Bien évidemment, car l’espace de circulation des agents est occupée et ceci ne facilite pas la tâche aux agents. Aussi le système de garde malade ne facilite pas la gestion des heures de repos du malade.
Les garde-malades sont généralement des parents proches : mari, femme, frère, sœur,… S’agit-il aussi de parents ou d’amis éloignés ?
Non, ce sont toujours des gens très proches par mesure de sécurité et de confiance.
Que faire si un membre de la famille ou un ami n’est pas immédiatement disponible ?
C’est très rare de tomber dans ce cas, car accompagner un malade est un geste prompt de manifestation d’amour. Dès que le besoin se fait sentir, plusieurs personnes se manifestent pour assumer cette responsabilité. C’est une marque d’amour.
Comme il n’y a pas beaucoup d’hôpitaux dans chaque région, les garde-malades doivent parfois venir de loin, je suppose ?
Il y en a qui viennent de loin et il y en a qui vivent dans le village ou la ville où se situe le centre de santé. Tout dépend de la provenance du malade.
Où les garde-malades résident-ils pendant la période où ils s’occupent de la personne malade ?

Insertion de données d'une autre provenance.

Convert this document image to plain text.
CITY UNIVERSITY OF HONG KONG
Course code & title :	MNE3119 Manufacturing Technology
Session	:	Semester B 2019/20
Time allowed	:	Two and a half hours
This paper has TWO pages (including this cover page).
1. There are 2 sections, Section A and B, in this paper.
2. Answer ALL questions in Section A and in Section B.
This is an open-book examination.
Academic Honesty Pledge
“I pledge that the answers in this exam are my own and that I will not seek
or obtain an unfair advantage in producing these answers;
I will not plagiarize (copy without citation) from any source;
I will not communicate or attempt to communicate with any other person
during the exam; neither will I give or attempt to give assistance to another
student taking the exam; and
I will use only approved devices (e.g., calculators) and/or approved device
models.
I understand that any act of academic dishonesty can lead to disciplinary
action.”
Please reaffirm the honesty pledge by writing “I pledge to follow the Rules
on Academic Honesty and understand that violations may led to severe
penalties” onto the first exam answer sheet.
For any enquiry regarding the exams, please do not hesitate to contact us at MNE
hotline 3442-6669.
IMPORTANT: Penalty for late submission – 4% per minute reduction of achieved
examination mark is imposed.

Ils dorment à l’air libre ou dans les halls ou parfois par terre à côté du lit du malade car les garde-malades ne peuvent pas être loin de leur malade
Où et comment préparent-ils la nourriture ? Où font-ils la lessive pour la personne malade ? Et pour eux-mêmes ?
Dans les centres publics il y a toujours un endroit pour faire la cuisine et la lessive, mais dans les centres privés c’est un peu difficile. Le garde-malade est obligé de chercher un coin pour le faire ou au pire des cas acheter à manger au bord de la route et envoyer par moment les tenues sales aux parents pour la lessive dans le village de provenance.
Les garde-malades sont sans revenus tant qu’ils doivent s’occuper de la personne malade, car ils ne peuvent pas travailler. Comment résoudre ce problème ?
Cet aspect négatif de la chose constitue un souci pour la majorité de ceux qui le vivent sans qu’une solution ait été trouvée à ce jour. Néanmoins, il y a possibilité d’alternance pour les garde-malades qui peuvent se faire relayer par un autre pour amoindrir les incidences financières sur ces personnes. Tout compte fait ce service a toujours un impact négatif sur la situation de ceux qui le rendent.
Qu’arrive-t-il aux patients atteints de maladies chroniques ou de longue durée ? Leurs gardes-malades peuvent difficilement rester sur place pendant plusieurs mois, voire plusieurs années ? Utilisent-ils parfois un système de tour de rôle?
Oui. C’est même très fréquent quelle que soit la durée car cela permet au garde-malade de retourner de temps à autre dans son foyer et de vaquer quelque temps à ses activités normales.
Les garde-malades ne constituent-ils pas aussi un risque potentiel de propagation des maladies infectieuses ou de virus?
C’est possible, car la gestion des garde-malades n’est pas facile et l’Afrique est tellement liée à ses coutumes. Il arrive en effet que le garde-malade tombe lui aussi malade, mais aucune solution n’est trouvée pour cette situation.
La Fondation a déjà beaucoup investi dans l’amélioration des conditions de vie et de travail des garde-malades. En partie grâce à un don de la province de Flandre occidentale en 2017, elle a pu construire des lieux de cuisine, de lavage et de couchage pour les gardes-malades.